Selama tinggal di Jepang lebih dari 3,5 tahun, saya belajar dan mencoba memahami bagaimana budaya Jepang mengajarkan “perencanaan dengan detail”. Orang Jepang terbiasa dengan budaya perencanaan dengan detail di awal tahun dan mereka akan melaksanakannya sesuai dengan rencana yang sudah dibuat. Mereka tidak terbiasa untuk “berimprovisasi” di tengah jalan atau melaksanakan program setengah matang. Lebih baik tidak melakukan program daripada gagal karena perencanaan yang buruk.
Untuk melihat secara detail bagaimana mereka membiasakan budaya ini sejak anak mereka masih kecil sampai dewasa, Anda bisa coba mampir ke toko-toko alat tulis atau toko buku jika Anda ada waktu untuk pergi ke Tokyo. Di akhir tahun dan awal tahun, semua toko buku akan menyediakan buku agenda (手帳). Uniknya, toko-toko di Jepang menyediakan buku ini sesuai dengan rentang umur dan rentang kebutuhannya. Bagi anak-anak, ada agenda yang diberi sampul lucu dengan halaman warna-warni. Bagi remaja, ada buku agenda dengan tampilan yang “ngejreng”, terkadang dibandrol dengan cover bergambar tokoh anime atau artis idola. Bagi para pekerja, ada buku agenda dengan sampul elegan, polos, dan terlihat profesional. Satu yang saya salut adalah budaya menulis mereka di buku agenda tidak luruh dengan adanya “kalender digital” di smartphone. Mirip dengan budaya mengirimkan kartu ucapan selamat tahun baru yang sampai hari ini masih langgeng meskipun teknologi komunikasi di Jepang jauh lebih canggih dibandingkan Indonesia.
***
Lalu, apa yang berbeda dengan buku agenda di Indonesia? Buku agenda di Jepang rata-rata memiliki konten yang serupa—tidak peduli untuk siapa agenda itu ditujukan, yakni kolom agenda besar dalam satu tahun, kolom agenda detail bulanan, sampai dengan kolom agenda harian dan bahkan perjam! Anda bisa melihat foto-foto yang saya unggah untuk melihat seperti apa kongkritnya konten buku agenda ala Jepang ini.
Kolom agenda yang bertingkat ini melatih kita untuk melihat kegiatan kita secara komprehensif dalam satu tahun, tentunya dengan tetap memperhatikan kapan hari libur nasional dan kapan terjadi even-even budaya tertentu yang pastinya akan mempengaruhi aktivitas kerja. Dengan mengetahui rencana kerja dalam satu tahun, kita bisa menyusun strategi bulanan untuk mencapai target yang diinginkan. Di sinilah kemampuan yang saya lihat jarang dimiliki oleh peneliti di Indonesia: system thinking.
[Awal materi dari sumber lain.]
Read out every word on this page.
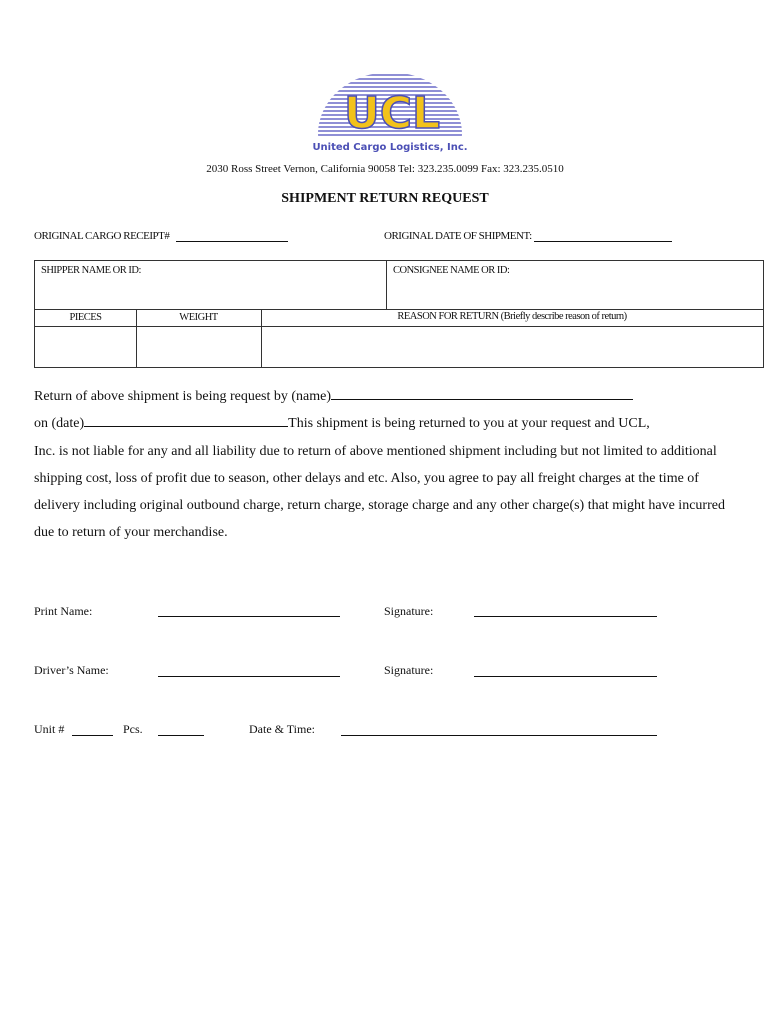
UCL
United Cargo Logistics, Inc.
2030 Ross Street Vernon, California 90058 Tel: 323.235.0099 Fax: 323.235.0510
SHIPMENT RETURN REQUEST
ORIGINAL CARGO RECEIPT#	ORIGINAL DATE OF SHIPMENT:
SHIPPER NAME OR ID:	CONSIGNEE NAME OR ID:
PIECES	WEIGHT	REASON FOR RETURN (Briefly describe reason of return)
Return of above shipment is being request by (name)
on (date)	This shipment is being returned to you at your request and UCL,
Inc. is not liable for any and all liability due to return of above mentioned shipment including but not limited to additional shipping cost, loss of profit due to season, other delays and etc. Also, you agree to pay all freight charges at the time of delivery including original outbound charge, return charge, storage charge and any other charge(s) that might have incurred due to return of your merchandise.
Print Name:	Signature:
Driver’s Name:	Signature:
Unit #	Pcs.	Date & Time:
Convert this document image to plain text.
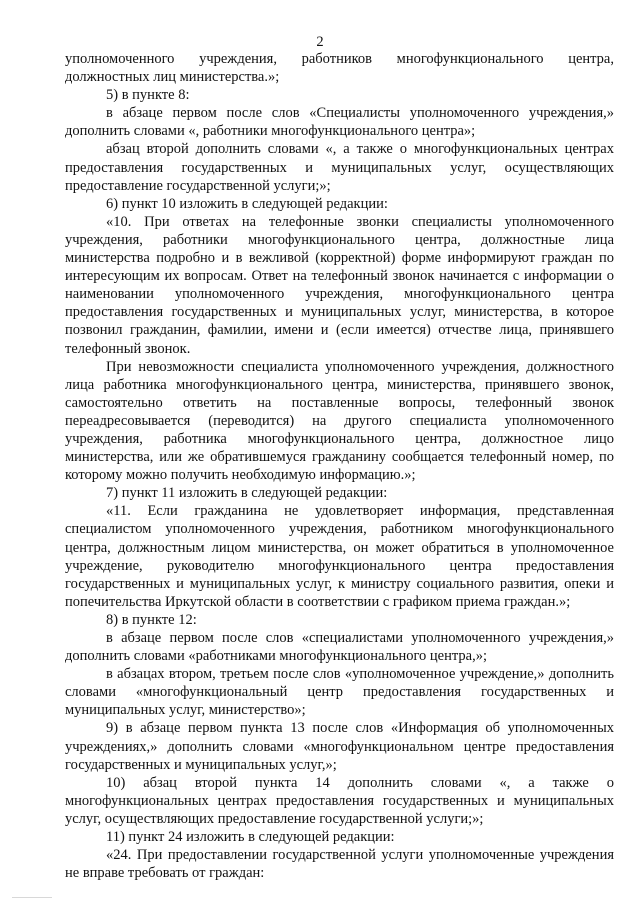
2

уполномоченного учреждения, работников многофункционального центра, должностных лиц министерства.»;

5) в пункте 8:

в абзаце первом после слов «Специалисты уполномоченного учреждения,» дополнить словами «, работники многофункционального центра»;

абзац второй дополнить словами «, а также о многофункциональных центрах предоставления государственных и муниципальных услуг, осуществляющих предоставление государственной услуги;»;

6) пункт 10 изложить в следующей редакции:

«10. При ответах на телефонные звонки специалисты уполномоченного учреждения, работники многофункционального центра, должностные лица министерства подробно и в вежливой (корректной) форме информируют граждан по интересующим их вопросам. Ответ на телефонный звонок начинается с информации о наименовании уполномоченного учреждения, многофункционального центра предоставления государственных и муниципальных услуг, министерства, в которое позвонил гражданин, фамилии, имени и (если имеется) отчестве лица, принявшего телефонный звонок.

При невозможности специалиста уполномоченного учреждения, должностного лица работника многофункционального центра, министерства, принявшего звонок, самостоятельно ответить на поставленные вопросы, телефонный звонок переадресовывается (переводится) на другого специалиста уполномоченного учреждения, работника многофункционального центра, должностное лицо министерства, или же обратившемуся гражданину сообщается телефонный номер, по которому можно получить необходимую информацию.»;

7) пункт 11 изложить в следующей редакции:

«11. Если гражданина не удовлетворяет информация, представленная специалистом уполномоченного учреждения, работником многофункционального центра, должностным лицом министерства, он может обратиться в уполномоченное учреждение, руководителю многофункционального центра предоставления государственных и муниципальных услуг, к министру социального развития, опеки и попечительства Иркутской области в соответствии с графиком приема граждан.»;

8) в пункте 12:

в абзаце первом после слов «специалистами уполномоченного учреждения,» дополнить словами «работниками многофункционального центра,»;

в абзацах втором, третьем после слов «уполномоченное учреждение,» дополнить словами «многофункциональный центр предоставления государственных и муниципальных услуг, министерство»;

9) в абзаце первом пункта 13 после слов «Информация об уполномоченных учреждениях,» дополнить словами «многофункциональном центре предоставления государственных и муниципальных услуг,»;

10) абзац второй пункта 14 дополнить словами «, а также о многофункциональных центрах предоставления государственных и муниципальных услуг, осуществляющих предоставление государственной услуги;»;

11) пункт 24 изложить в следующей редакции:

«24. При предоставлении государственной услуги уполномоченные учреждения не вправе требовать от граждан:
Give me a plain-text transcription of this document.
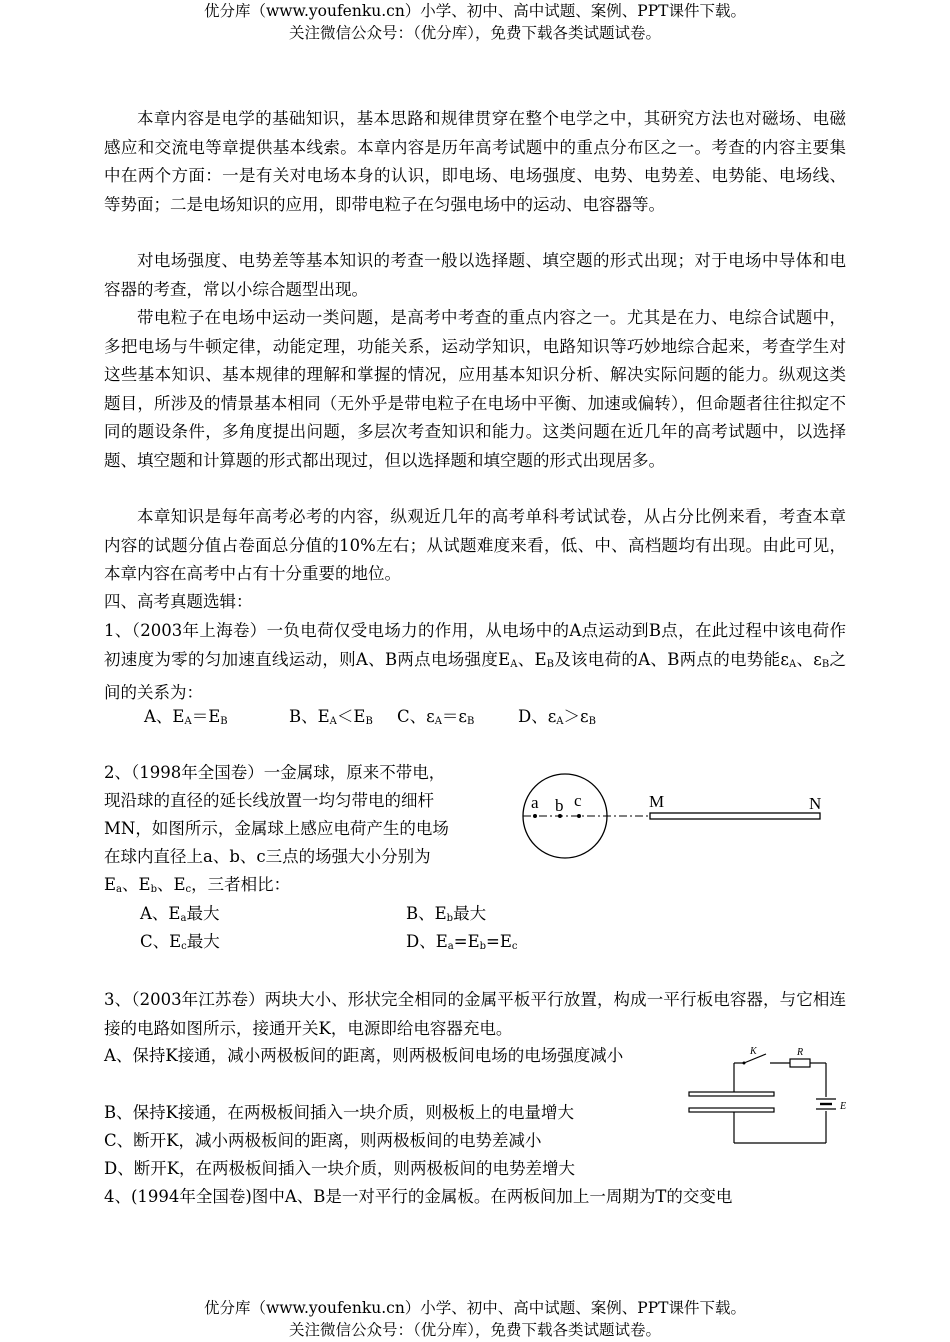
优分库（www.youfenku.cn）小学、初中、高中试题、案例、PPT课件下载。
关注微信公众号：（优分库），免费下载各类试题试卷。
本章内容是电学的基础知识，基本思路和规律贯穿在整个电学之中，其研究方法也对磁场、电磁感应和交流电等章提供基本线索。本章内容是历年高考试题中的重点分布区之一。考查的内容主要集中在两个方面：一是有关对电场本身的认识，即电场、电场强度、电势、电势差、电势能、电场线、等势面；二是电场知识的应用，即带电粒子在匀强电场中的运动、电容器等。
对电场强度、电势差等基本知识的考查一般以选择题、填空题的形式出现；对于电场中导体和电容器的考查，常以小综合题型出现。
带电粒子在电场中运动一类问题，是高考中考查的重点内容之一。尤其是在力、电综合试题中，多把电场与牛顿定律，动能定理，功能关系，运动学知识，电路知识等巧妙地综合起来，考查学生对这些基本知识、基本规律的理解和掌握的情况，应用基本知识分析、解决实际问题的能力。纵观这类题目，所涉及的情景基本相同（无外乎是带电粒子在电场中平衡、加速或偏转），但命题者往往拟定不同的题设条件，多角度提出问题，多层次考查知识和能力。这类问题在近几年的高考试题中，以选择题、填空题和计算题的形式都出现过，但以选择题和填空题的形式出现居多。
本章知识是每年高考必考的内容，纵观近几年的高考单科考试试卷，从占分比例来看，考查本章内容的试题分值占卷面总分值的10%左右；从试题难度来看，低、中、高档题均有出现。由此可见，本章内容在高考中占有十分重要的地位。
四、高考真题选辑：
1、（2003年上海卷）一负电荷仅受电场力的作用，从电场中的A点运动到B点，在此过程中该电荷作初速度为零的匀加速直线运动，则A、B两点电场强度$E_A$、$E_B$及该电荷的A、B两点的电势能$\varepsilon_A$、$\varepsilon_B$之间的关系为：
A、$E_A=E_B$	B、$E_A<E_B$ C、$\varepsilon_A=\varepsilon_B$	D、$\varepsilon_A>\varepsilon_B$
2、（1998年全国卷）一金属球，原来不带电，
现沿球的直径的延长线放置一均匀带电的细杆
MN，如图所示，金属球上感应电荷产生的电场
在球内直径上a、b、c三点的场强大小分别为
$E_a$、$E_b$、$E_c$，三者相比：
A、$E_a$最大	B、$E_b$最大
C、$E_c$最大	D、$E_a=E_b=E_c$
a b c	M	N
3、（2003年江苏卷）两块大小、形状完全相同的金属平板平行放置，构成一平行板电容器，与它相连接的电路如图所示，接通开关K，电源即给电容器充电。
A、保持K接通，减小两极板间的距离，则两极板间电场的电场强度减小
B、保持K接通，在两极板间插入一块介质，则极板上的电量增大
C、断开K，减小两极板间的距离，则两极板间的电势差减小
D、断开K，在两极板间插入一块介质，则两极板间的电势差增大
K	R
E
4、(1994年全国卷)图中A、B是一对平行的金属板。在两板间加上一周期为T的交变电
优分库（www.youfenku.cn）小学、初中、高中试题、案例、PPT课件下载。
关注微信公众号：（优分库），免费下载各类试题试卷。
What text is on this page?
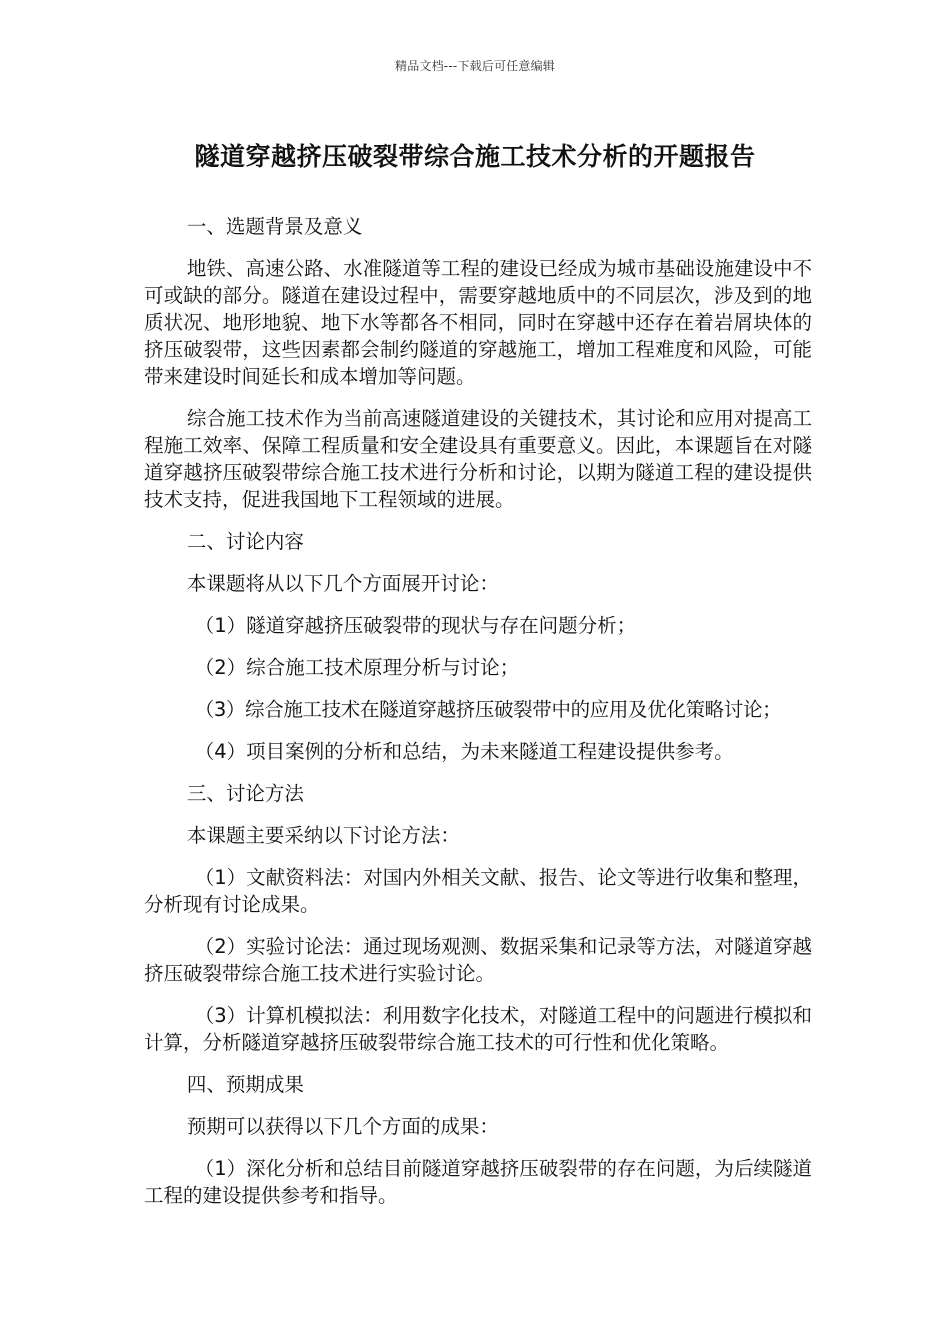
精品文档---下载后可任意编辑
隧道穿越挤压破裂带综合施工技术分析的开题报告

一、选题背景及意义

地铁、高速公路、水准隧道等工程的建设已经成为城市基础设施建设中不可或缺的部分。隧道在建设过程中，需要穿越地质中的不同层次，涉及到的地质状况、地形地貌、地下水等都各不相同，同时在穿越中还存在着岩屑块体的挤压破裂带，这些因素都会制约隧道的穿越施工，增加工程难度和风险，可能带来建设时间延长和成本增加等问题。

综合施工技术作为当前高速隧道建设的关键技术，其讨论和应用对提高工程施工效率、保障工程质量和安全建设具有重要意义。因此，本课题旨在对隧道穿越挤压破裂带综合施工技术进行分析和讨论，以期为隧道工程的建设提供技术支持，促进我国地下工程领域的进展。

二、讨论内容

本课题将从以下几个方面展开讨论：

（1）隧道穿越挤压破裂带的现状与存在问题分析；

（2）综合施工技术原理分析与讨论；

（3）综合施工技术在隧道穿越挤压破裂带中的应用及优化策略讨论；

（4）项目案例的分析和总结，为未来隧道工程建设提供参考。

三、讨论方法

本课题主要采纳以下讨论方法：

（1）文献资料法：对国内外相关文献、报告、论文等进行收集和整理，分析现有讨论成果。

（2）实验讨论法：通过现场观测、数据采集和记录等方法，对隧道穿越挤压破裂带综合施工技术进行实验讨论。

（3）计算机模拟法：利用数字化技术，对隧道工程中的问题进行模拟和计算，分析隧道穿越挤压破裂带综合施工技术的可行性和优化策略。

四、预期成果

预期可以获得以下几个方面的成果：

（1）深化分析和总结目前隧道穿越挤压破裂带的存在问题，为后续隧道工程的建设提供参考和指导。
Orang Jepang terbiasa untuk mencari tahu secara detail langkah-langkah apa yang perlu dilakukan untuk mencapai sesuatu, bagaimana biayanya, apa hal-hal yang menghalangi dan bagaimana solusinya. Berdasarkan pengalaman saya, mereka akan sangat serius menyusun rencana kerja ini, sebab seluruh aktivitas yang dilakukan akan mengacu pada rencana ini. Maka jangan heran jika Anda tidak bisa sembarangan mengundang peneliti Jepang untuk berkolaborasi dengan Anda, sebab jika tidak diundang setahun sebelumnya, bisa jadi mereka sudah tidak ada waktu untuk memenuhi undangan Anda.
***
Sayangnya, saya tidak melihat kemampuan perencanaan ini diajarkan sejak dini di Indonesia. Anda bisa lihat akibatnya, rencana kerja kita berantakan, kita tidak tahu apa yang akan kita perbuat untuk mencapai tujuan kita, dan antar organisasi di Indonesia tidak bisa bekerja sama dengan baik. Mengapa demikian? Penyebab utamanya adalah karena kemampuan detailed planning kita sangat lemah.
Sebelum bicara dan menyalahkan orang lain, yuk kita evaluasi kemampuan planning kita. Jangan-jangan terpuruknya negara kita karena kita turut andil menjadi warga negara yang tidak punya kapabilitas perencanaan yang baik.
“A goal without a plan is just a wish”.
Note: jangan tanya ke saya di mana beli buku agenda seperti ini di Indonesia, ya!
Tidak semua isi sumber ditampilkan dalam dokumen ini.